É uma bala de artilharia, correndo com rapidez setenta e cinco vezes superior à de um obus, avançando incessantemente e sem jamais atingir o fim. Em 365 dias, 6 horas, 9 minutos e 10 segundos, o projétil terrestre volta ao mesmo ponto de sua órbita relativamente ao Sol, e continua a correr. O Sol, por seu lado, se desloca no Espaço, seguindo uma linha oblíqua ao plano do movimento anual da Terra, linha dirigida para a constelação de Hércules. Daí resulta que, ao invés de percorrer uma curva fechada, a Terra descreve uma espiral, e jamais passou duas vezes pelo mesmo caminho desde que existe. Ao seu movimento de revolução anual em torno do Sol, se junta, pois, perpetuamente, qual um segundo movimento, o do próprio Sol, que a arrasta, com todo o sistema, em uma queda oblíqua para a constelação de Hércules.

Durante esse tempo, o nosso globo gira sobre si mesmo em vinte e quatro horas, e nos dá a sucessão cotidiana dos dias e das noites. Rotação diurna: terceiro movimento.

Não gira ele sobre si mesmo à maneira de um pião em vertical em cima de uma tábua, mas inclinado, como se sabe, 23° 27'. Essa inclinação não é também estável: varia de ano em ano, de século em século, oscilando lentamente, por períodos seculares: eis um quarto gênero de movimento.

A órbita que o nosso planeta percorre anualmente em torno do Sol não é circular, mas elíptica. Essa elipse também varia de ano em ano, de século em século; ora se aproxima da circunferência de um círculo, ora se alonga até uma grande excentricidade. É par de um aro elástico que se deformasse mais ou menos. Quinta complicação no movimento da Terra.

Essa própria elipse não é fixa no Espaço, mas gira em seu próprio plano, em um período de 210 séculos. O periélio, que, no começo da nossa era, estava a 65 graus de longitude, a partir do equinócio de primavera, passou agora a 101 graus. Essa deslocação secular da linha das apsides produz uma sexta complicação nos movimentos da nossa morada.

Eis uma sétima. Dissemos que o eixo de rotação do nosso globo é inclinado, e todos sabem que o prolongamento ideal desse eixo vai direito à estrela polar. Esse eixo mesmo não é fixo: gira em 257 séculos e meio, conservando a sua inclinação de 22 a 24 graus; de sorte que o seu prolongamento descreve na esfera celeste, em torno do pólo da elíptica, um círculo de 44 a 48 graus de diâmetro, conforme as épocas. É em conseqüência desse deslocamento do pólo que Vega se tornará estrela polar, daqui a mil e duzentos séculos, qual já o foi há mil. Sétimo gênero de movimento.

Um oitavo movimento, devido à influência da Lua sobre a inflação equatorial da Terra, o da nutação, faz descrever ao pólo do equador uma pequena elipse em 224 meses.
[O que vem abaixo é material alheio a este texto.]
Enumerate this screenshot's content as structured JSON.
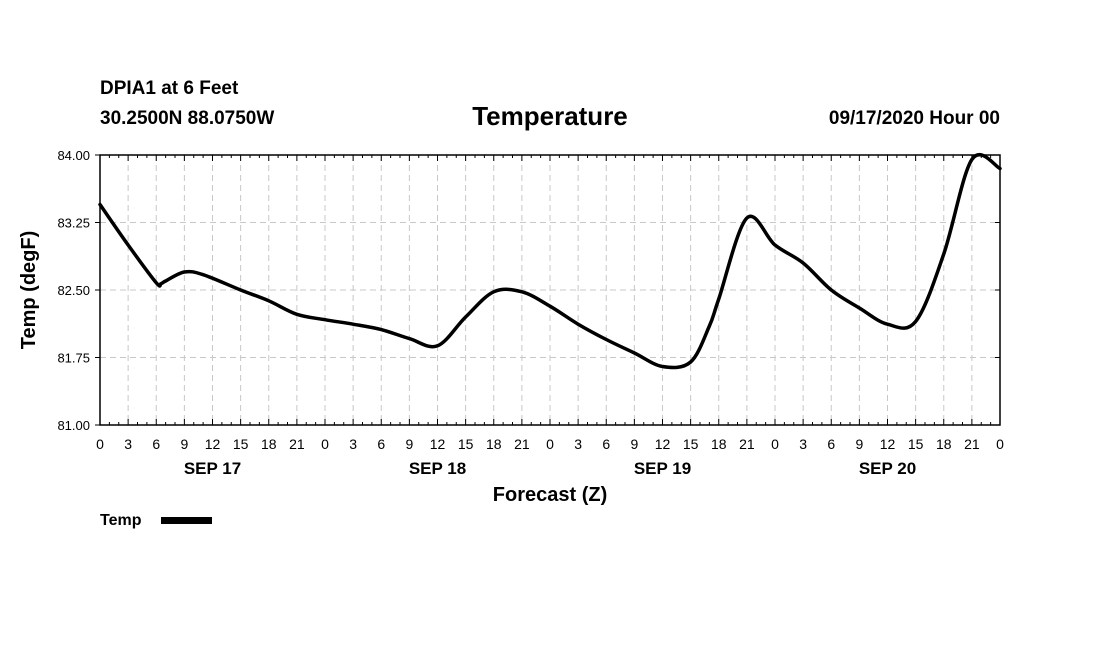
{
  "header": {
    "station": "DPIA1 at 6 Feet",
    "coords": "30.2500N 88.0750W",
    "run": "09/17/2020 Hour 00"
  },
  "legend": {
    "label": "Temp"
  },
  "colors": {
    "line": "#000000",
    "grid": "#c8c8c8",
    "background": "#ffffff"
  },
  "chart_data": {
    "type": "line",
    "title": "Temperature",
    "xlabel": "Forecast (Z)",
    "ylabel": "Temp (degF)",
    "ylim": [
      81.0,
      84.0
    ],
    "yticks": [
      "84.00",
      "83.25",
      "82.50",
      "81.75",
      "81.00"
    ],
    "ytick_values": [
      84.0,
      83.25,
      82.5,
      81.75,
      81.0
    ],
    "xlim": [
      0,
      96
    ],
    "xtick_hours": [
      0,
      3,
      6,
      9,
      12,
      15,
      18,
      21,
      24,
      27,
      30,
      33,
      36,
      39,
      42,
      45,
      48,
      51,
      54,
      57,
      60,
      63,
      66,
      69,
      72,
      75,
      78,
      81,
      84,
      87,
      90,
      93,
      96
    ],
    "xtick_labels": [
      "0",
      "3",
      "6",
      "9",
      "12",
      "15",
      "18",
      "21",
      "0",
      "3",
      "6",
      "9",
      "12",
      "15",
      "18",
      "21",
      "0",
      "3",
      "6",
      "9",
      "12",
      "15",
      "18",
      "21",
      "0",
      "3",
      "6",
      "9",
      "12",
      "15",
      "18",
      "21",
      "0"
    ],
    "day_labels": [
      {
        "label": "SEP 17",
        "hour": 12
      },
      {
        "label": "SEP 18",
        "hour": 36
      },
      {
        "label": "SEP 19",
        "hour": 60
      },
      {
        "label": "SEP 20",
        "hour": 84
      }
    ],
    "grid": true,
    "legend_position": "bottom-left",
    "series": [
      {
        "name": "Temp",
        "x": [
          0,
          3,
          6,
          6.5,
          7,
          9,
          11,
          15,
          18,
          21,
          24,
          27,
          30,
          33,
          36,
          39,
          42,
          45,
          48,
          51,
          54,
          57,
          60,
          63,
          65,
          66,
          69,
          72,
          75,
          78,
          81,
          84,
          87,
          90,
          93,
          96
        ],
        "values": [
          83.45,
          83.0,
          82.58,
          82.57,
          82.6,
          82.7,
          82.67,
          82.5,
          82.38,
          82.23,
          82.17,
          82.12,
          82.06,
          81.96,
          81.88,
          82.2,
          82.48,
          82.48,
          82.32,
          82.12,
          81.95,
          81.8,
          81.65,
          81.7,
          82.1,
          82.4,
          83.3,
          83.0,
          82.8,
          82.5,
          82.3,
          82.12,
          82.15,
          82.9,
          83.95,
          83.85
        ]
      }
    ]
  }
}
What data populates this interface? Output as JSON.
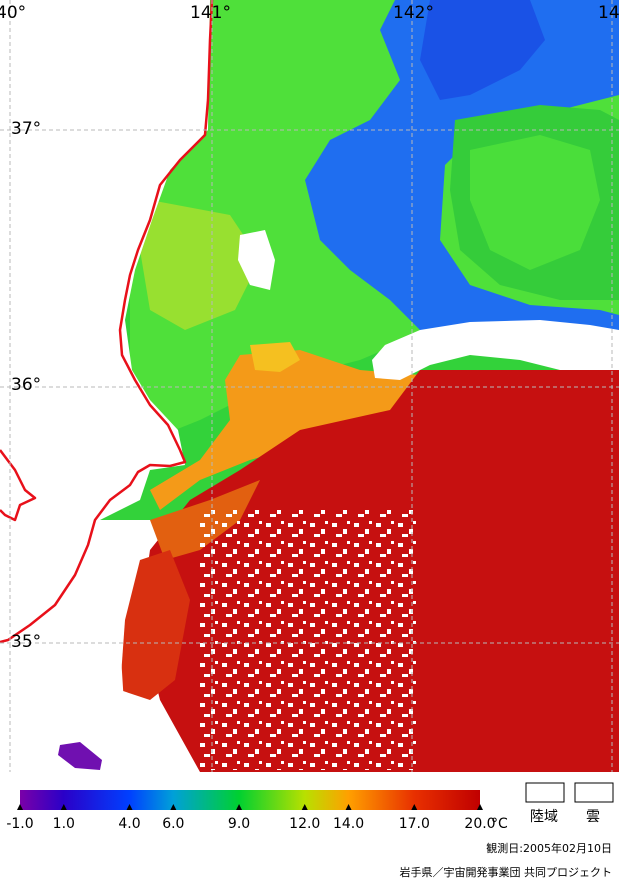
{
  "map": {
    "longitude_labels": [
      "40°",
      "141°",
      "142°",
      "14"
    ],
    "latitude_labels": [
      "37°",
      "36°",
      "35°"
    ],
    "colors": {
      "land": "#ffffff",
      "coastline": "#e8101a",
      "grid": "#b8b8b8"
    }
  },
  "colorbar": {
    "tick_labels": [
      "-1.0",
      "1.0",
      "4.0",
      "6.0",
      "9.0",
      "12.0",
      "14.0",
      "17.0",
      "20.0"
    ],
    "unit": "°C",
    "range": [
      -1.0,
      20.0
    ],
    "stops": [
      {
        "value": -1.0,
        "color": "#7a00a8"
      },
      {
        "value": 1.0,
        "color": "#2a00c8"
      },
      {
        "value": 4.0,
        "color": "#0040ff"
      },
      {
        "value": 6.0,
        "color": "#00a0d8"
      },
      {
        "value": 9.0,
        "color": "#00d030"
      },
      {
        "value": 12.0,
        "color": "#b8e000"
      },
      {
        "value": 14.0,
        "color": "#ffa000"
      },
      {
        "value": 17.0,
        "color": "#e83000"
      },
      {
        "value": 20.0,
        "color": "#c00000"
      }
    ]
  },
  "legend": {
    "land_label": "陸域",
    "cloud_label": "雲"
  },
  "observation_date": "観測日:2005年02月10日",
  "credit": "岩手県／宇宙開発事業団 共同プロジェクト"
}
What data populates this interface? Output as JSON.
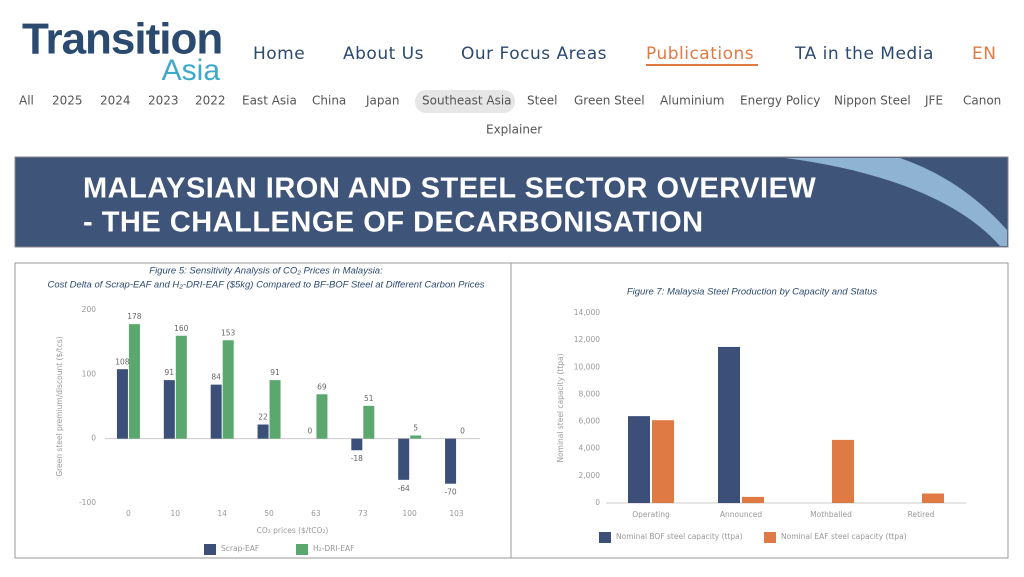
{
  "header": {
    "logo": {
      "word1": "Transition",
      "word2": "Asia"
    },
    "nav": [
      "Home",
      "About Us",
      "Our Focus Areas",
      "Publications",
      "TA in the Media",
      "EN"
    ]
  },
  "filters": [
    "All",
    "2025",
    "2024",
    "2023",
    "2022",
    "East Asia",
    "China",
    "Japan",
    "Southeast Asia",
    "Steel",
    "Green Steel",
    "Aluminium",
    "Energy Policy",
    "Nippon Steel",
    "JFE",
    "Canon",
    "Explainer"
  ],
  "banner": {
    "title": [
      "MALAYSIAN IRON AND STEEL SECTOR OVERVIEW",
      "- THE CHALLENGE OF DECARBONISATION"
    ]
  },
  "chart_data": [
    {
      "type": "bar",
      "title": "Figure 5: Sensitivity Analysis of CO₂ Prices in Malaysia:",
      "subtitle": "Cost Delta of Scrap-EAF and H₂-DRI-EAF ($5kg) Compared to BF-BOF Steel at Different Carbon Prices",
      "x_label": "CO₂ prices ($/tCO₂)",
      "y_label": "Green steel premium/discount ($/tcs)",
      "categories": [
        "0",
        "10",
        "14",
        "50",
        "63",
        "73",
        "100",
        "103"
      ],
      "series": [
        {
          "name": "Scrap-EAF",
          "color": "#3b4f78",
          "values": [
            108,
            91,
            84,
            22,
            0,
            -18,
            -64,
            -70
          ]
        },
        {
          "name": "H₂-DRI-EAF",
          "color": "#5ba86f",
          "values": [
            178,
            160,
            153,
            91,
            69,
            51,
            5,
            0
          ]
        }
      ],
      "ylim": [
        -100,
        200
      ],
      "yticks": [
        -100,
        0,
        100,
        200
      ],
      "grid": false,
      "data_labels": true
    },
    {
      "type": "bar",
      "title": "Figure 7: Malaysia Steel Production by Capacity and Status",
      "y_label": "Nominal steel capacity (ttpa)",
      "categories": [
        "Operating",
        "Announced",
        "Mothballed",
        "Retired"
      ],
      "series": [
        {
          "name": "Nominal BOF steel capacity (ttpa)",
          "color": "#3b4f78",
          "values": [
            6400,
            11500,
            0,
            0
          ]
        },
        {
          "name": "Nominal EAF steel capacity (ttpa)",
          "color": "#e07a44",
          "values": [
            6100,
            450,
            4650,
            700
          ]
        }
      ],
      "ylim": [
        0,
        14000
      ],
      "yticks": [
        0,
        {
          "value": 2000,
          "label": "2,000"
        },
        {
          "value": 4000,
          "label": "4,000"
        },
        {
          "value": 6000,
          "label": "6,000"
        },
        {
          "value": 8000,
          "label": "8,000"
        },
        {
          "value": 10000,
          "label": "10,000"
        },
        {
          "value": 12000,
          "label": "12,000"
        },
        {
          "value": 14000,
          "label": "14,000"
        }
      ],
      "grid": false,
      "data_labels": false
    }
  ]
}
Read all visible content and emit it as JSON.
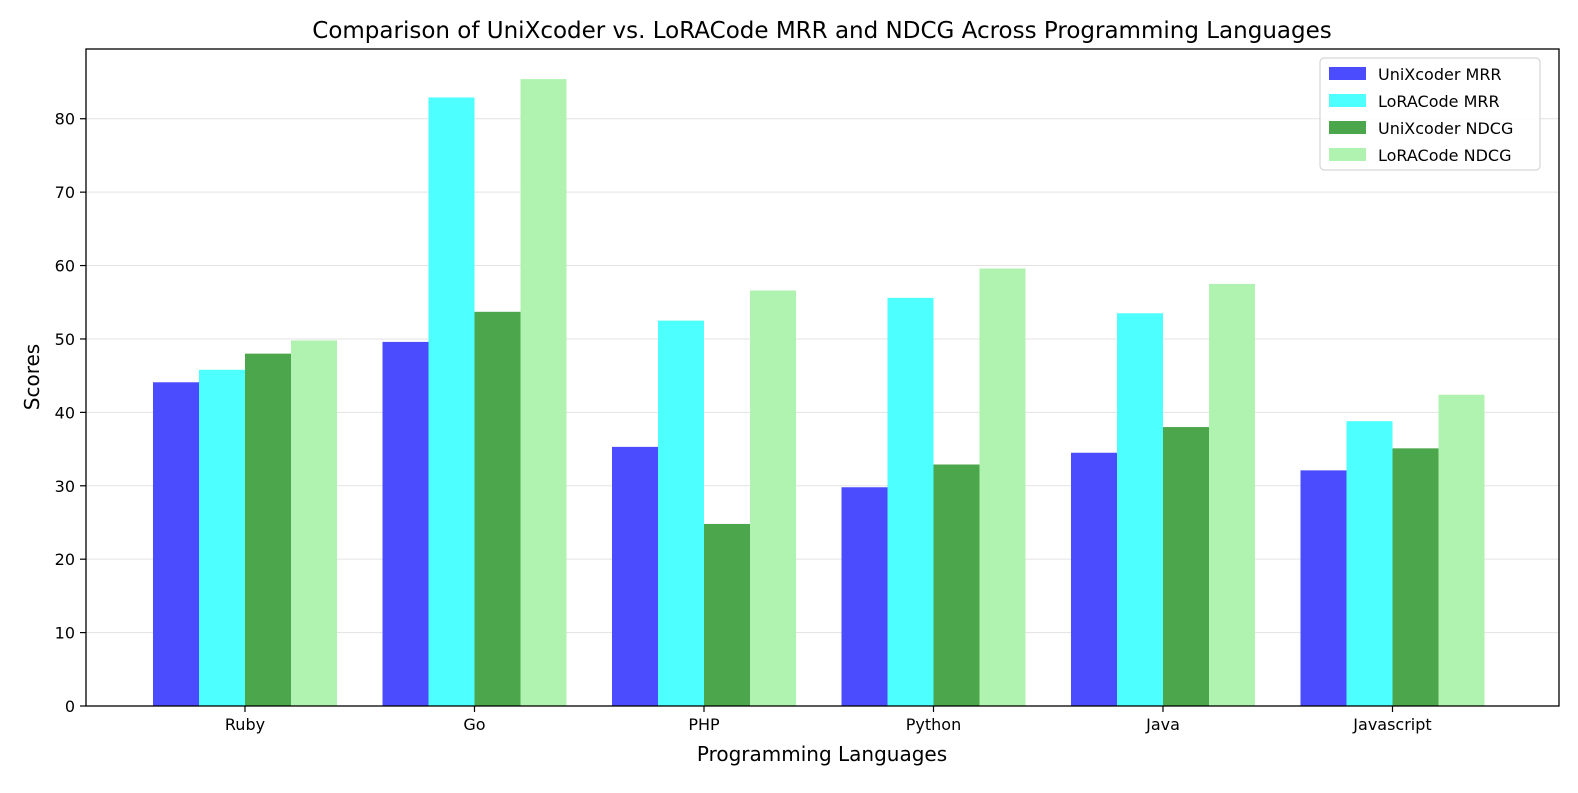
{
  "chart_data": {
    "type": "bar",
    "title": "Comparison of UniXcoder vs. LoRACode MRR and NDCG Across Programming Languages",
    "xlabel": "Programming Languages",
    "ylabel": "Scores",
    "categories": [
      "Ruby",
      "Go",
      "PHP",
      "Python",
      "Java",
      "Javascript"
    ],
    "ylim": [
      0,
      89.5
    ],
    "yticks": [
      0,
      10,
      20,
      30,
      40,
      50,
      60,
      70,
      80
    ],
    "grid": "horizontal",
    "legend_position": "top-right",
    "series": [
      {
        "name": "UniXcoder MRR",
        "color": "#4c4cff",
        "values": [
          44.1,
          49.6,
          35.3,
          29.8,
          34.5,
          32.1
        ]
      },
      {
        "name": "LoRACode MRR",
        "color": "#4dffff",
        "values": [
          45.8,
          82.9,
          52.5,
          55.6,
          53.5,
          38.8
        ]
      },
      {
        "name": "UniXcoder NDCG",
        "color": "#4ca64c",
        "values": [
          48.0,
          53.7,
          24.8,
          32.9,
          38.0,
          35.1
        ]
      },
      {
        "name": "LoRACode NDCG",
        "color": "#b0f3b0",
        "values": [
          49.8,
          85.4,
          56.6,
          59.6,
          57.5,
          42.4
        ]
      }
    ]
  }
}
Um nono, devido igualmente à atração do nosso satélite, muda incessantemente a posição do centro de gravidade do globo e o lugar da Terra no Espaço. Quando a Lua nos está adiante, acelera a marcha do globo; quando se acha atrás, nos retarda, ao contrário, qual um freio: complicação mensal que vem juntar-se às precedentes. Quando a Terra passa entre o Sol e Júpiter, a atração deste, apesar da distância de 155 milhões de léguas, faz a Terra desviar-se 2'10'' para além da sua órbita absoluta. A atração de Vênus a desvia 1'25'' aquém. Saturno e Marte atuam igualmente, porém de modo mais fraco. São perturbações exteriores essas constitutivas de um décimo gênero de correções a acrescentar aos movimentos do nosso esquife celeste.

Pesando o conjunto dos planetas quase a sétima-centésima parte do peso do Sol, o centro de gravidade em torno do qual a Terra circula anualmente nunca está precisamente no centro do Sol, mas distante desse centro, e muitas vezes mesmo fora do globo solar. Ora, falando de modo absoluto, a Terra não gira em torno do Sol, mas os dois astros, Sol e Terra, giram em torno do seu centro comum de gravidade. O centro do movimento anual do nosso planeta muda, pois, de lugar, constantemente, e podemos juntar às anteriores esta undécima complicação.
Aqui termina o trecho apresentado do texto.